Rish AI

Model Description

Rish AI is a cutting-edge Mixture of Experts (MoE) transformer model designed for efficient and scalable language understanding and generation. It features sparse routing with 7 experts per token, advanced rotary position embeddings, and optimized attention mechanisms.

Key Features

Sparse Mixture of Experts: 7 experts with 5 experts activated per token for optimal efficiency
Rotary Position Embeddings: Dynamic RoPE scaling for better long-context handling
Grouped Query Attention: Efficient attention with reduced key/value heads
RMSNorm: Improved normalization for stable training
Load Balancing: Automatic expert load balancing during training

Usage

Installation

pip install transformers

Basic Usage

from transformers import AutoTokenizer, AutoModelForCausalLM

# Load model and tokenizer
model_name = "your-org/RishAI-1B-7B"
tokenizer = AutoTokenizer.from_pretrained(model_name)
model = AutoModelForCausalLM.from_pretrained(model_name)

# Prepare input
text = "Hello, how are you?"
inputs = tokenizer(text, return_tensors="pt")

# Generate response
outputs = model.generate(**inputs, max_length=50, do_sample=True, temperature=0.7)
response = tokenizer.decode(outputs[0], skip_special_tokens=True)
print(response)

Advanced Usage

import torch
from transformers import AutoTokenizer, AutoModelForCausalLM

# Load model with specific configuration
model = AutoModelForCausalLM.from_pretrained(
    "your-org/RishAI-1B-7B",
    torch_dtype=torch.bfloat16,  # For memory efficiency
    device_map="auto"  # Automatic device placement
)

tokenizer = AutoTokenizer.from_pretrained("your-org/RishAI-1B-7B")

# Multi-turn conversation
conversation = [
    {"role": "user", "content": "What is machine learning?"},
    {"role": "assistant", "content": "Machine learning is a subset of AI..."},
    {"role": "user", "content": "Can you give a practical example?"}
]

# Format conversation
formatted_input = tokenizer.apply_chat_template(conversation, tokenize=False)
inputs = tokenizer(formatted_input, return_tensors="pt")

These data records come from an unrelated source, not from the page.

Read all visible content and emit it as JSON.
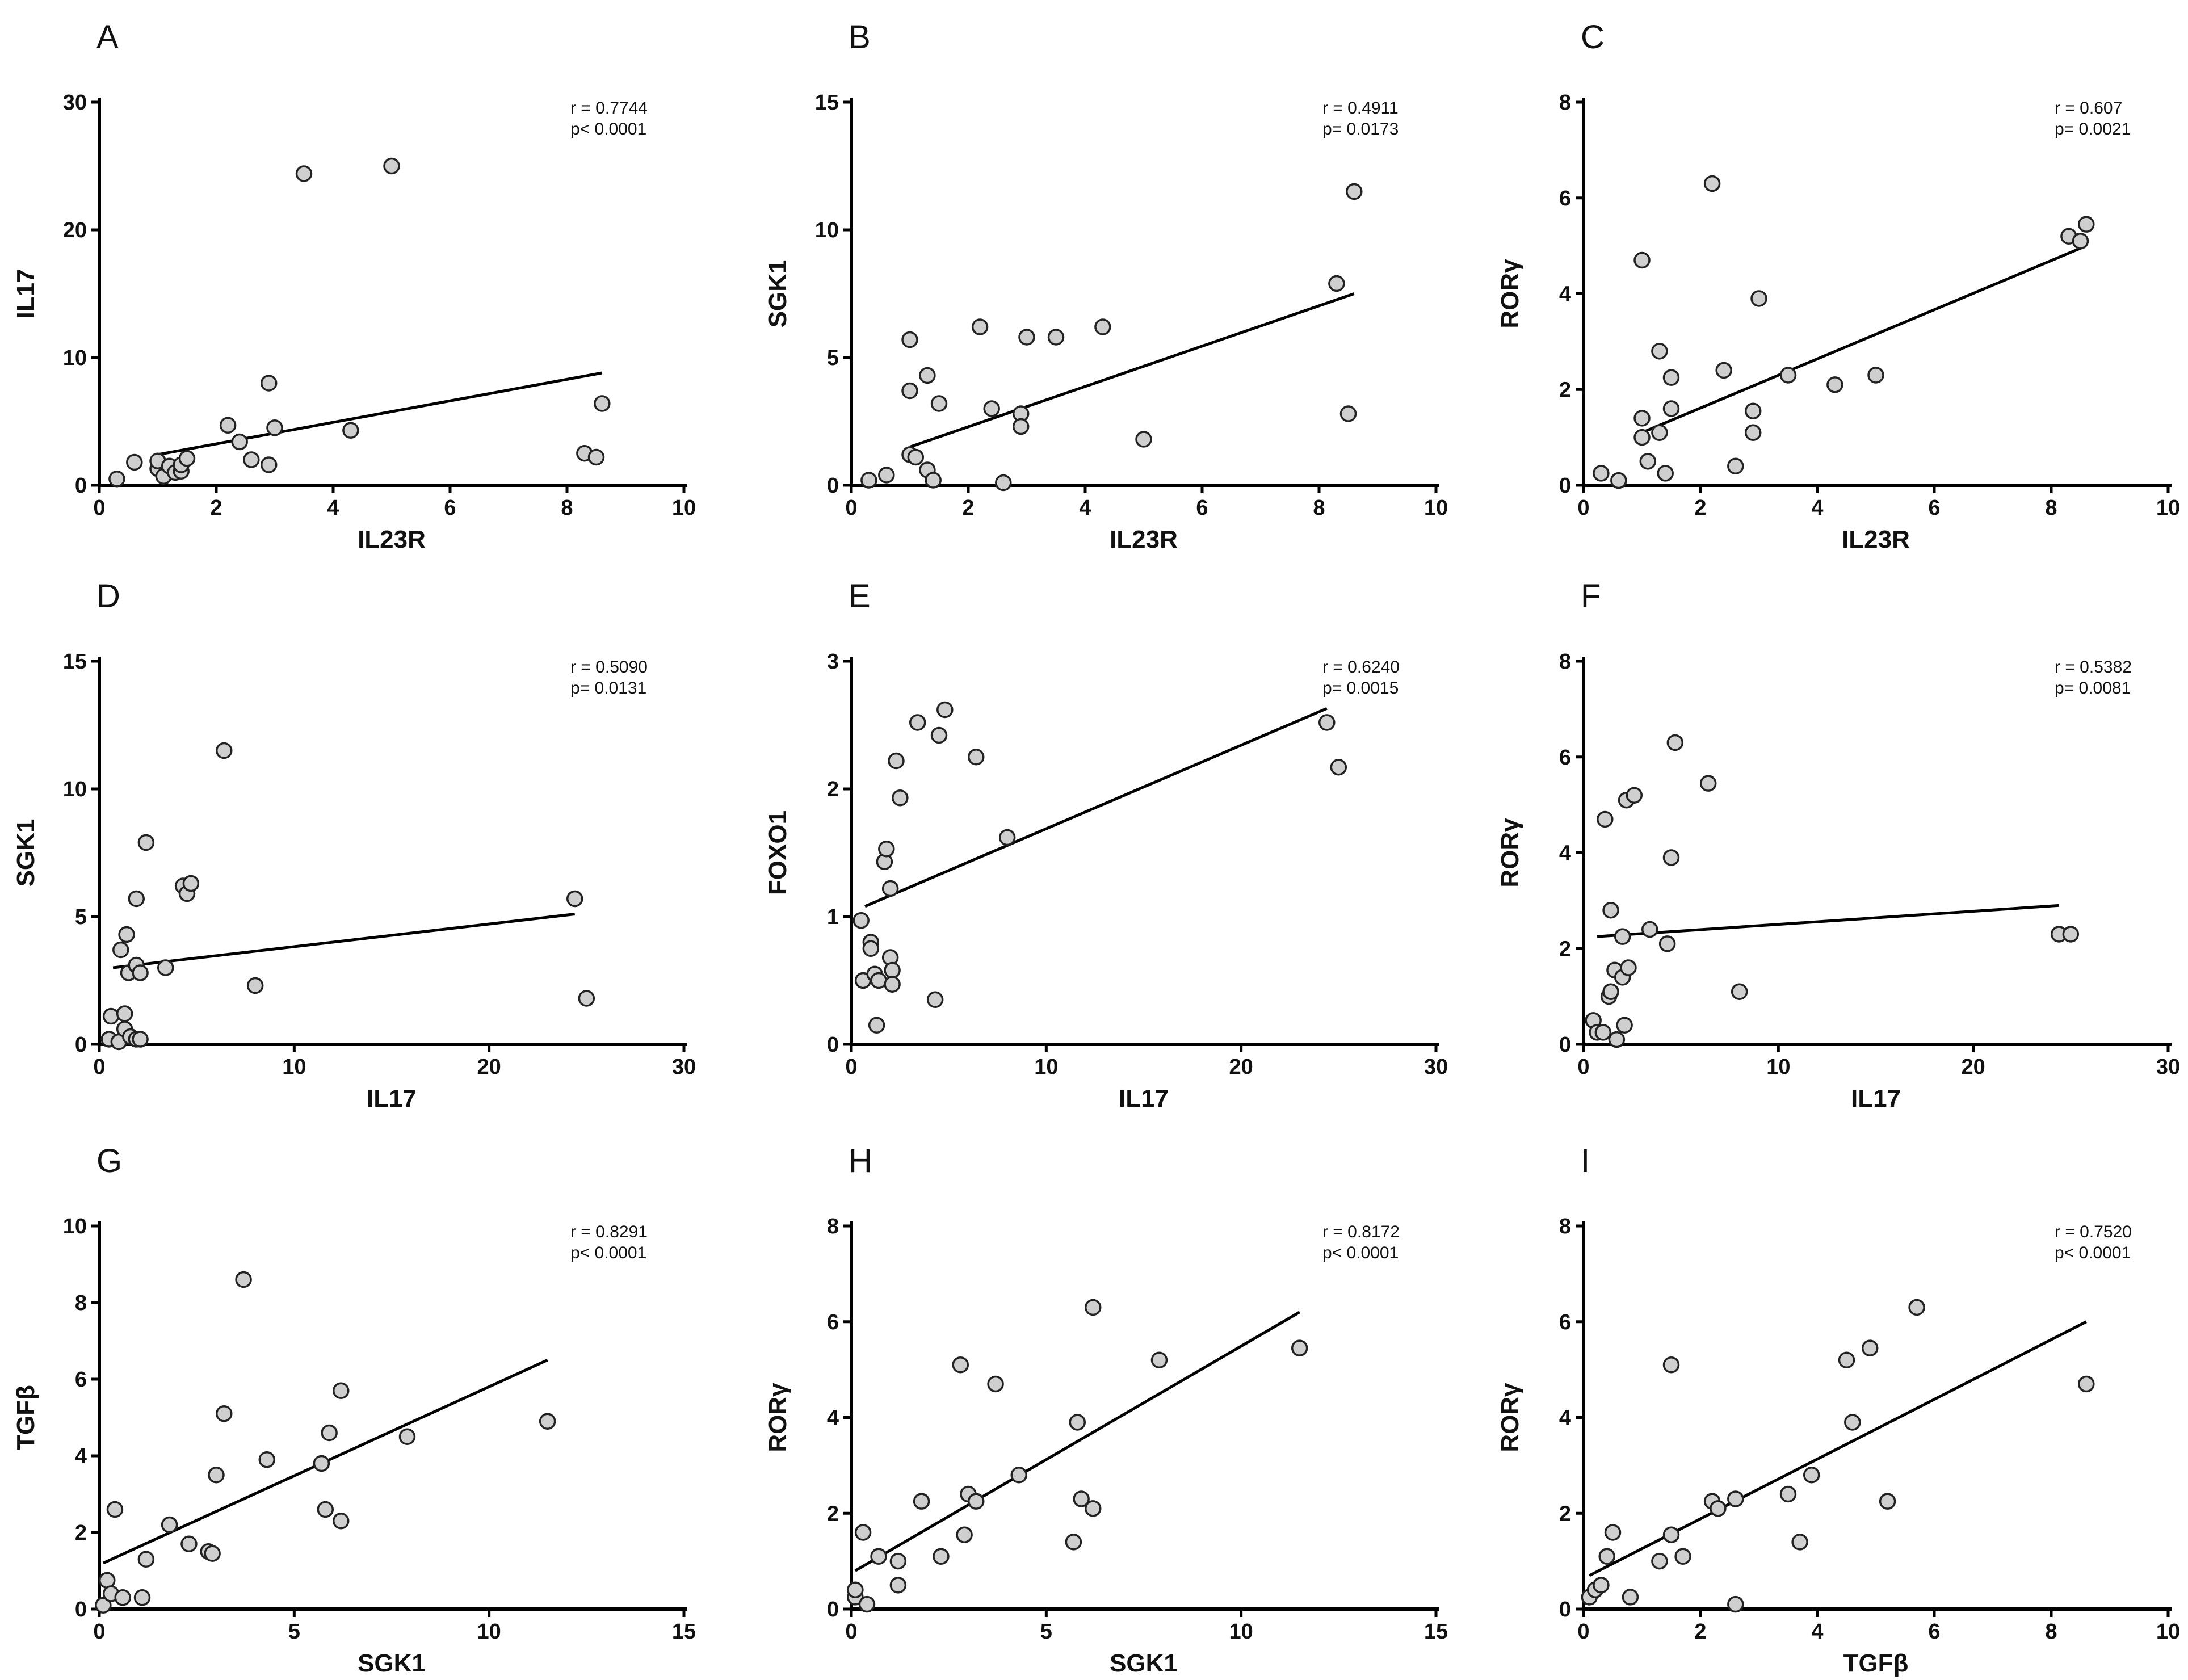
{
  "chart_data": [
    {
      "type": "scatter",
      "panel": "A",
      "xlabel": "IL23R",
      "ylabel": "IL17",
      "xlim": [
        0,
        10
      ],
      "ylim": [
        0,
        30
      ],
      "xticks": [
        "0",
        "2",
        "4",
        "6",
        "8",
        "10"
      ],
      "yticks": [
        "0",
        "10",
        "20",
        "30"
      ],
      "r_text": "r = 0.7744",
      "p_text": "p< 0.0001",
      "fit": [
        [
          1,
          2.4
        ],
        [
          8.6,
          8.8
        ]
      ],
      "points": [
        [
          0.3,
          0.5
        ],
        [
          0.6,
          1.8
        ],
        [
          1,
          1.3
        ],
        [
          1,
          1.9
        ],
        [
          1.1,
          0.7
        ],
        [
          1.2,
          1.5
        ],
        [
          1.3,
          1
        ],
        [
          1.4,
          1.1
        ],
        [
          1.4,
          1.6
        ],
        [
          1.5,
          2.1
        ],
        [
          2.2,
          4.7
        ],
        [
          2.4,
          3.4
        ],
        [
          2.6,
          2
        ],
        [
          2.9,
          1.6
        ],
        [
          2.9,
          8
        ],
        [
          3,
          4.5
        ],
        [
          3.5,
          24.4
        ],
        [
          4.3,
          4.3
        ],
        [
          5,
          25
        ],
        [
          8.3,
          2.5
        ],
        [
          8.5,
          2.2
        ],
        [
          8.6,
          6.4
        ]
      ]
    },
    {
      "type": "scatter",
      "panel": "B",
      "xlabel": "IL23R",
      "ylabel": "SGK1",
      "xlim": [
        0,
        10
      ],
      "ylim": [
        0,
        15
      ],
      "xticks": [
        "0",
        "2",
        "4",
        "6",
        "8",
        "10"
      ],
      "yticks": [
        "0",
        "5",
        "10",
        "15"
      ],
      "r_text": "r = 0.4911",
      "p_text": "p= 0.0173",
      "fit": [
        [
          1,
          1.5
        ],
        [
          8.6,
          7.5
        ]
      ],
      "points": [
        [
          0.3,
          0.2
        ],
        [
          0.6,
          0.4
        ],
        [
          1,
          5.7
        ],
        [
          1,
          3.7
        ],
        [
          1,
          1.2
        ],
        [
          1.1,
          1.1
        ],
        [
          1.3,
          4.3
        ],
        [
          1.3,
          0.6
        ],
        [
          1.4,
          0.2
        ],
        [
          1.5,
          3.2
        ],
        [
          2.2,
          6.2
        ],
        [
          2.4,
          3
        ],
        [
          2.6,
          0.1
        ],
        [
          2.9,
          2.8
        ],
        [
          2.9,
          2.3
        ],
        [
          3,
          5.8
        ],
        [
          3.5,
          5.8
        ],
        [
          4.3,
          6.2
        ],
        [
          5,
          1.8
        ],
        [
          8.3,
          7.9
        ],
        [
          8.5,
          2.8
        ],
        [
          8.6,
          11.5
        ]
      ]
    },
    {
      "type": "scatter",
      "panel": "C",
      "xlabel": "IL23R",
      "ylabel": "RORγ",
      "xlim": [
        0,
        10
      ],
      "ylim": [
        0,
        8
      ],
      "xticks": [
        "0",
        "2",
        "4",
        "6",
        "8",
        "10"
      ],
      "yticks": [
        "0",
        "2",
        "4",
        "6",
        "8"
      ],
      "r_text": "r = 0.607",
      "p_text": "p= 0.0021",
      "fit": [
        [
          1,
          1.1
        ],
        [
          8.6,
          5
        ]
      ],
      "points": [
        [
          0.3,
          0.25
        ],
        [
          0.6,
          0.1
        ],
        [
          1,
          4.7
        ],
        [
          1,
          1.4
        ],
        [
          1,
          1
        ],
        [
          1.1,
          0.5
        ],
        [
          1.3,
          2.8
        ],
        [
          1.3,
          1.1
        ],
        [
          1.4,
          0.25
        ],
        [
          1.5,
          2.25
        ],
        [
          1.5,
          1.6
        ],
        [
          2.2,
          6.3
        ],
        [
          2.4,
          2.4
        ],
        [
          2.6,
          0.4
        ],
        [
          2.9,
          1.55
        ],
        [
          2.9,
          1.1
        ],
        [
          3,
          3.9
        ],
        [
          3.5,
          2.3
        ],
        [
          4.3,
          2.1
        ],
        [
          5,
          2.3
        ],
        [
          8.3,
          5.2
        ],
        [
          8.5,
          5.1
        ],
        [
          8.6,
          5.45
        ]
      ]
    },
    {
      "type": "scatter",
      "panel": "D",
      "xlabel": "IL17",
      "ylabel": "SGK1",
      "xlim": [
        0,
        30
      ],
      "ylim": [
        0,
        15
      ],
      "xticks": [
        "0",
        "10",
        "20",
        "30"
      ],
      "yticks": [
        "0",
        "5",
        "10",
        "15"
      ],
      "r_text": "r = 0.5090",
      "p_text": "p= 0.0131",
      "fit": [
        [
          0.7,
          3
        ],
        [
          24.4,
          5.1
        ]
      ],
      "points": [
        [
          0.5,
          0.2
        ],
        [
          0.6,
          1.1
        ],
        [
          1,
          0.1
        ],
        [
          1.1,
          3.7
        ],
        [
          1.3,
          1.2
        ],
        [
          1.3,
          0.6
        ],
        [
          1.4,
          4.3
        ],
        [
          1.5,
          2.8
        ],
        [
          1.6,
          0.3
        ],
        [
          1.9,
          0.2
        ],
        [
          1.9,
          5.7
        ],
        [
          1.9,
          3.1
        ],
        [
          2.1,
          2.8
        ],
        [
          2.1,
          0.2
        ],
        [
          2.4,
          7.9
        ],
        [
          3.4,
          3
        ],
        [
          4.3,
          6.2
        ],
        [
          4.5,
          5.9
        ],
        [
          4.7,
          6.3
        ],
        [
          6.4,
          11.5
        ],
        [
          8,
          2.3
        ],
        [
          24.4,
          5.7
        ],
        [
          25,
          1.8
        ]
      ]
    },
    {
      "type": "scatter",
      "panel": "E",
      "xlabel": "IL17",
      "ylabel": "FOXO1",
      "xlim": [
        0,
        30
      ],
      "ylim": [
        0,
        3
      ],
      "xticks": [
        "0",
        "10",
        "20",
        "30"
      ],
      "yticks": [
        "0",
        "1",
        "2",
        "3"
      ],
      "r_text": "r = 0.6240",
      "p_text": "p= 0.0015",
      "fit": [
        [
          0.7,
          1.08
        ],
        [
          24.4,
          2.63
        ]
      ],
      "points": [
        [
          0.5,
          0.97
        ],
        [
          0.6,
          0.5
        ],
        [
          1,
          0.8
        ],
        [
          1,
          0.75
        ],
        [
          1.2,
          0.55
        ],
        [
          1.3,
          0.15
        ],
        [
          1.4,
          0.5
        ],
        [
          1.7,
          1.43
        ],
        [
          1.8,
          1.53
        ],
        [
          2,
          1.22
        ],
        [
          2,
          0.68
        ],
        [
          2.1,
          0.58
        ],
        [
          2.1,
          0.47
        ],
        [
          2.3,
          2.22
        ],
        [
          2.5,
          1.93
        ],
        [
          3.4,
          2.52
        ],
        [
          4.3,
          0.35
        ],
        [
          4.5,
          2.42
        ],
        [
          4.8,
          2.62
        ],
        [
          6.4,
          2.25
        ],
        [
          8,
          1.62
        ],
        [
          24.4,
          2.52
        ],
        [
          25,
          2.17
        ]
      ]
    },
    {
      "type": "scatter",
      "panel": "F",
      "xlabel": "IL17",
      "ylabel": "RORγ",
      "xlim": [
        0,
        30
      ],
      "ylim": [
        0,
        8
      ],
      "xticks": [
        "0",
        "10",
        "20",
        "30"
      ],
      "yticks": [
        "0",
        "2",
        "4",
        "6",
        "8"
      ],
      "r_text": "r = 0.5382",
      "p_text": "p= 0.0081",
      "fit": [
        [
          0.7,
          2.25
        ],
        [
          24.4,
          2.9
        ]
      ],
      "points": [
        [
          0.5,
          0.5
        ],
        [
          0.7,
          0.25
        ],
        [
          1,
          0.25
        ],
        [
          1.1,
          4.7
        ],
        [
          1.3,
          1
        ],
        [
          1.4,
          2.8
        ],
        [
          1.4,
          1.1
        ],
        [
          1.6,
          1.55
        ],
        [
          1.7,
          0.1
        ],
        [
          2,
          1.4
        ],
        [
          2,
          2.25
        ],
        [
          2.1,
          0.4
        ],
        [
          2.2,
          5.1
        ],
        [
          2.3,
          1.6
        ],
        [
          2.6,
          5.2
        ],
        [
          3.4,
          2.4
        ],
        [
          4.3,
          2.1
        ],
        [
          4.5,
          3.9
        ],
        [
          4.7,
          6.3
        ],
        [
          6.4,
          5.45
        ],
        [
          8,
          1.1
        ],
        [
          24.4,
          2.3
        ],
        [
          25,
          2.3
        ]
      ]
    },
    {
      "type": "scatter",
      "panel": "G",
      "xlabel": "SGK1",
      "ylabel": "TGFβ",
      "xlim": [
        0,
        15
      ],
      "ylim": [
        0,
        10
      ],
      "xticks": [
        "0",
        "5",
        "10",
        "15"
      ],
      "yticks": [
        "0",
        "2",
        "4",
        "6",
        "8",
        "10"
      ],
      "r_text": "r = 0.8291",
      "p_text": "p< 0.0001",
      "fit": [
        [
          0.1,
          1.2
        ],
        [
          11.5,
          6.5
        ]
      ],
      "points": [
        [
          0.1,
          0.1
        ],
        [
          0.2,
          0.75
        ],
        [
          0.3,
          0.4
        ],
        [
          0.4,
          2.6
        ],
        [
          0.6,
          0.3
        ],
        [
          1.1,
          0.3
        ],
        [
          1.2,
          1.3
        ],
        [
          1.8,
          2.2
        ],
        [
          2.3,
          1.7
        ],
        [
          2.8,
          1.5
        ],
        [
          2.9,
          1.45
        ],
        [
          3,
          3.5
        ],
        [
          3.2,
          5.1
        ],
        [
          3.7,
          8.6
        ],
        [
          4.3,
          3.9
        ],
        [
          5.7,
          3.8
        ],
        [
          5.8,
          2.6
        ],
        [
          5.9,
          4.6
        ],
        [
          6.2,
          2.3
        ],
        [
          6.2,
          5.7
        ],
        [
          7.9,
          4.5
        ],
        [
          11.5,
          4.9
        ]
      ]
    },
    {
      "type": "scatter",
      "panel": "H",
      "xlabel": "SGK1",
      "ylabel": "RORγ",
      "xlim": [
        0,
        15
      ],
      "ylim": [
        0,
        8
      ],
      "xticks": [
        "0",
        "5",
        "10",
        "15"
      ],
      "yticks": [
        "0",
        "2",
        "4",
        "6",
        "8"
      ],
      "r_text": "r = 0.8172",
      "p_text": "p< 0.0001",
      "fit": [
        [
          0.1,
          0.8
        ],
        [
          11.5,
          6.2
        ]
      ],
      "points": [
        [
          0.1,
          0.25
        ],
        [
          0.1,
          0.4
        ],
        [
          0.3,
          1.6
        ],
        [
          0.4,
          0.1
        ],
        [
          0.7,
          1.1
        ],
        [
          1.2,
          0.5
        ],
        [
          1.2,
          1
        ],
        [
          1.8,
          2.25
        ],
        [
          2.3,
          1.1
        ],
        [
          2.8,
          5.1
        ],
        [
          2.9,
          1.55
        ],
        [
          3,
          2.4
        ],
        [
          3.2,
          2.25
        ],
        [
          3.7,
          4.7
        ],
        [
          4.3,
          2.8
        ],
        [
          5.7,
          1.4
        ],
        [
          5.8,
          3.9
        ],
        [
          5.9,
          2.3
        ],
        [
          6.2,
          2.1
        ],
        [
          6.2,
          6.3
        ],
        [
          7.9,
          5.2
        ],
        [
          11.5,
          5.45
        ]
      ]
    },
    {
      "type": "scatter",
      "panel": "I",
      "xlabel": "TGFβ",
      "ylabel": "RORγ",
      "xlim": [
        0,
        10
      ],
      "ylim": [
        0,
        8
      ],
      "xticks": [
        "0",
        "2",
        "4",
        "6",
        "8",
        "10"
      ],
      "yticks": [
        "0",
        "2",
        "4",
        "6",
        "8"
      ],
      "r_text": "r = 0.7520",
      "p_text": "p< 0.0001",
      "fit": [
        [
          0.1,
          0.7
        ],
        [
          8.6,
          6
        ]
      ],
      "points": [
        [
          0.1,
          0.25
        ],
        [
          0.2,
          0.4
        ],
        [
          0.3,
          0.5
        ],
        [
          0.4,
          1.1
        ],
        [
          0.5,
          1.6
        ],
        [
          0.8,
          0.25
        ],
        [
          1.3,
          1
        ],
        [
          1.5,
          1.55
        ],
        [
          1.5,
          5.1
        ],
        [
          1.7,
          1.1
        ],
        [
          2.2,
          2.25
        ],
        [
          2.3,
          2.1
        ],
        [
          2.6,
          0.1
        ],
        [
          2.6,
          2.3
        ],
        [
          3.5,
          2.4
        ],
        [
          3.7,
          1.4
        ],
        [
          3.9,
          2.8
        ],
        [
          4.5,
          5.2
        ],
        [
          4.6,
          3.9
        ],
        [
          4.9,
          5.45
        ],
        [
          5.2,
          2.25
        ],
        [
          5.7,
          6.3
        ],
        [
          8.6,
          4.7
        ]
      ]
    }
  ]
}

# Generate with controlled parameters
outputs = model.generate(
    **inputs,
    max_length=200,
    temperature=0.8,
    top_p=0.9,
    do_sample=True,
    pad_token_id=tokenizer.eos_token_id
)

response = tokenizer.decode(outputs[0], skip_special_tokens=True)
print(response)

Model Configuration

from transformers import RishAIConfig

# Create custom configuration
config = RishAIConfig(
    vocab_size=100352,
    hidden_size=4096,
    num_hidden_layers=32,
    num_attention_heads=32,
    num_experts=7,           # Number of experts
    num_experts_per_tok=5,   # Experts activated per token
    max_position_embeddings=4096,
    rope_scaling={"rope_type": "dynamic", "factor": 1.0}
)

# Initialize model with config
from transformers import RishAIModel
model = RishAIModel(config)

Model Architecture

Sparse Mixture of Experts (MoE)

Experts: 7 specialized sub-networks
Routing: Top-5 expert selection per token
Load Balancing: Automatic expert utilization optimization

Attention Mechanism

Grouped Query Attention: Efficient key/value head reduction
Rotary Embeddings: Position-aware attention with dynamic scaling
RMSNorm: Stable layer normalization

Training Features

Gradient Checkpointing: Memory-efficient training
Flash Attention: Optimized attention computation
Expert Parallelism: Distributed expert training

Performance

Speed

Inference: Optimized for fast generation
Training: Efficient MoE routing and load balancing
Memory: Sparse activation reduces memory footprint

Quality

Perplexity: Competitive with state-of-the-art models
Long Context: Effective handling of 4K+ token sequences
Multitask: Strong performance across diverse tasks

Limitations

Requires significant computational resources for training
Memory usage scales with number of active experts
Best performance on modern GPUs with ample VRAM

Citation

@misc{rishailabs_2026,
    author       = { RishAILabs },
    title        = { RLLM-Base (Revision 552ee30) },
    year         = 2026,
    url          = { https://huggingface.co/RishAILabs/RLLM-Base },
    doi          = { 10.57967/hf/7560 },
    publisher    = { Hugging Face }
}

License

This model is released under the Apache 2.0 license.